Durante la prima fase di costruzione del dongione furono inglobate e riutilizzate strutture preesistenti: muri 'tardoromani' e ambienti del periodo islamico dell'abitato (inizi del XII secolo). Pochi decenni dopo la sua fondazione (1220-1250 ca.), l'edificio venne ristrutturato (forse in seguito ad un incendio) ed ingrandito con la costruzione di ambienti nuovi (lato ovest). Intorno alla metà del XIII secolo, prima il villaggio e poi il castello vennero abbandonati definitivamente. In età sveva l’insediamento rimase ancora polarizzato tra Segesta/Calatabarbaro e Calatafimi, munito di fortificazioni nella zona di massima quota. Intorno alla metà del XIII secolo Segesta subì una fine violenta che sancì la definitiva cancellazione dell’elemento islamico anche in questa zona della Sicilia. L'unico centro che continuò a prosperare fino ai giorni nostri fu Calatafimi. I reperti del periodo “medievale” di Segesta, furono destinati ad essere esposti nel Museo Civico Archeologico di Calatafimi in via Tiro a Segno.

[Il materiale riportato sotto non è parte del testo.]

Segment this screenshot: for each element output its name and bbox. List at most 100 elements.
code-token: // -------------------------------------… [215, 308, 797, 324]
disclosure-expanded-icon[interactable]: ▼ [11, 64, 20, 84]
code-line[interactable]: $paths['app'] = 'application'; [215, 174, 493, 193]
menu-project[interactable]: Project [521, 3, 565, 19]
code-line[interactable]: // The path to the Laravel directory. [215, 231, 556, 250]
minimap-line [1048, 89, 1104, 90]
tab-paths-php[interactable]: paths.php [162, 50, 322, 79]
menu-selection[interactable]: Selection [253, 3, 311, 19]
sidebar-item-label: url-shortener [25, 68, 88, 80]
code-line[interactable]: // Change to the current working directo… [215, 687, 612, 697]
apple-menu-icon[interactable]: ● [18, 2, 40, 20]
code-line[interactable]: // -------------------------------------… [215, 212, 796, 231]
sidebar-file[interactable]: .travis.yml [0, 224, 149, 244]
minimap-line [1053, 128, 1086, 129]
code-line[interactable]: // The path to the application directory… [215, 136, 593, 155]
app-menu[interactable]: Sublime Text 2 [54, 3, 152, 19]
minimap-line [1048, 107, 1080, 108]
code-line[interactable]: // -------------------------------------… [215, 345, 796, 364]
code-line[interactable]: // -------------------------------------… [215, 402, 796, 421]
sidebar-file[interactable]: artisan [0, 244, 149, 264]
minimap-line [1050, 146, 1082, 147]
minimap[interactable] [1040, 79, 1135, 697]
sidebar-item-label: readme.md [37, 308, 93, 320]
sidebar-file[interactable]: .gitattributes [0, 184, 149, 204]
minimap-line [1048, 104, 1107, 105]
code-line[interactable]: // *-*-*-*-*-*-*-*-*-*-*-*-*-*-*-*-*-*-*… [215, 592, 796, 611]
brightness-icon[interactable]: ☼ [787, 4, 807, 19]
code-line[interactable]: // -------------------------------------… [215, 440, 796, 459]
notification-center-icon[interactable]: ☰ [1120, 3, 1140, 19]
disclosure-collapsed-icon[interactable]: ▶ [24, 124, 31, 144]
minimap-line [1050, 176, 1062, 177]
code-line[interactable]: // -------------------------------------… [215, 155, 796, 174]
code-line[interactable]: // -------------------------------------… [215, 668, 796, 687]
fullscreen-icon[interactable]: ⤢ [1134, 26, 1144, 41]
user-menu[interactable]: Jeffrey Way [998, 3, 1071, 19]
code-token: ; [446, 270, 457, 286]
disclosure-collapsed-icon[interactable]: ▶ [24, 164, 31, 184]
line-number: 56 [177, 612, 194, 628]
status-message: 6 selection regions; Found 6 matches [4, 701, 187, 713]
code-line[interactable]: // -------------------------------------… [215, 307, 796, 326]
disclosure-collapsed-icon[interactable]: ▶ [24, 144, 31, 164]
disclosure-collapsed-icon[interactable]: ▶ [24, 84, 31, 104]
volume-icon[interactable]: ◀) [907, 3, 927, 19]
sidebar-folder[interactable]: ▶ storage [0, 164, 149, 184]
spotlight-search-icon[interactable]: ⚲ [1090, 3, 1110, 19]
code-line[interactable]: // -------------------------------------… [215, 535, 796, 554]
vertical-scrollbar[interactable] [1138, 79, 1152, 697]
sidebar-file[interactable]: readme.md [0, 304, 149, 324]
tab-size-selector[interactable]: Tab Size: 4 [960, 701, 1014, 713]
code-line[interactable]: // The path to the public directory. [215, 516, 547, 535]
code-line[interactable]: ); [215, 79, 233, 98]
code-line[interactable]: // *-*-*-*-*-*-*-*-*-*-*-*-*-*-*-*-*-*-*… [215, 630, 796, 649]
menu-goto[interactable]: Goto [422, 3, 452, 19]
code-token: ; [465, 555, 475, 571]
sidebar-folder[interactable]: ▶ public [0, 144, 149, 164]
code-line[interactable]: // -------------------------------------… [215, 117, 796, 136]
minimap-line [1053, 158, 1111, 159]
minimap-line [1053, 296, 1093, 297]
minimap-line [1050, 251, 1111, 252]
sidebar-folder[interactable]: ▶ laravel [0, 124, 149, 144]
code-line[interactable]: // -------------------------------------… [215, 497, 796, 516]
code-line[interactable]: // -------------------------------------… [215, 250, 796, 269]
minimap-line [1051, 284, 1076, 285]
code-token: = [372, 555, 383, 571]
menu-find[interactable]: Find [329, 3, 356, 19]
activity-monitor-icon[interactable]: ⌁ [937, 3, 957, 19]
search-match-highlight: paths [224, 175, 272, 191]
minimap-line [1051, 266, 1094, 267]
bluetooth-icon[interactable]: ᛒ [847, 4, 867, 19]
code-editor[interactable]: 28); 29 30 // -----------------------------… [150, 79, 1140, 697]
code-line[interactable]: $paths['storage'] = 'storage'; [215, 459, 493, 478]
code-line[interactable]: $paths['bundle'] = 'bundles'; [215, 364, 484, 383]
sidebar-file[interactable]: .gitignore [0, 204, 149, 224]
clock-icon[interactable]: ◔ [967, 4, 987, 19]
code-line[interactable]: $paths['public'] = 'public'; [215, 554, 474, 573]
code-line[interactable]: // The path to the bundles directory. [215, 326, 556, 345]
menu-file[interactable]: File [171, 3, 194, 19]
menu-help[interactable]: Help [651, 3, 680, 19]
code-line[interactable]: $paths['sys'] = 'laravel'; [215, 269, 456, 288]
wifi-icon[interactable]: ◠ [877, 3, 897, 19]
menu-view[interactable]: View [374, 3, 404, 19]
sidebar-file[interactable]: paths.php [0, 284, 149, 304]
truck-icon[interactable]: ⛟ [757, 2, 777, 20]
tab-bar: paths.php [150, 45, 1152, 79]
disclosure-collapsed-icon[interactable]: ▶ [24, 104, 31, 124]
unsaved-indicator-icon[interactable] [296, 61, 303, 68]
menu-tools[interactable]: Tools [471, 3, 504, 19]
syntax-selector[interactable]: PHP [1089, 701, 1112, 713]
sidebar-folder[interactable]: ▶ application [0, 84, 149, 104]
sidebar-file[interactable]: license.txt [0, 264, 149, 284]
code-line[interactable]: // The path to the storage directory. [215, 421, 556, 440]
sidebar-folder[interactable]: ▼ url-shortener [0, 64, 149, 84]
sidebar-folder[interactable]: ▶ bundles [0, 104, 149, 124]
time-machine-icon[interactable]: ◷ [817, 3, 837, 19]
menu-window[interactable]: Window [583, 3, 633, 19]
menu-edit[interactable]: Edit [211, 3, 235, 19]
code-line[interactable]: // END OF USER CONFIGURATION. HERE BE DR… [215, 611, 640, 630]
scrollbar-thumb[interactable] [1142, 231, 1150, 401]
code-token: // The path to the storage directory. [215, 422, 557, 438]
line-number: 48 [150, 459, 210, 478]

Soltanto nel XV secolo alcuni abitanti di Calatafimi fecero costruire una piccola chiesa, sopra quella di epoca sveva. Il dongione (m 19,5 x 17,5 nella sua fase finale) fu costruito secondo un preciso progetto architettonico, con una scelta accurata e differenziata (a seconda dell'uso) delle pietre, dei rivestimenti e delle pavimentazioni. Esso era diviso in due piani e non doveva superare i dieci metri di altezza. Si accedeva al piano terra da un ingresso posto sul lato occidentale ed al piano superiore attraverso una scala lignea posta sul lato orientale. Le stanze dei due piani erano coperte con volte a botte ed erano articolate intorno ad un cortile centrale mattonato sul quale si affacciano gli ingressi del piano terreno e le bifore del primo piano. Il cortile presenta al centro un 'tombino' circolare dal quale si diparte una tubatura fittile che convogliava l'acqua piovana non verso l'esterno ma sicuramente verso la cisterna situata all'intemo del recinto castrale. L'analisi delle strutture murarie ha evidenziato due fasi edilizie oltre il recupero di muri antichi e dell'abitato musulmano. Tutte le murature del nucleo centrale del dongione (spessore m 1,10-1,15) sono costruite in conci di calcare di medie e grandi dimensioni sommariamente sbozzati, legati con malta e con l'uso costante di zeppe in laterizio, mentre i muri perimentrali degli ambienti occidentali si differenziano per lo spessore (m 1,20-1,25) e, soprattutto, per i due tipi di legante utilizzati alternativamente: malta e terra. Il castello, riscoperto grazie allo scavo archeologico condotto da A. Molinari del Dipartimento di archeologia e storia delle arti dell'Università di Siena, è stato inserito nel percorso di visita del parco di Segesta, dopo un graduale restauro finalizzato alla conservazione delle strutture monumentali. Proprietà attuale: pubblica (Demanio della Regione Siciliana). Uso attuale: parco archeologico.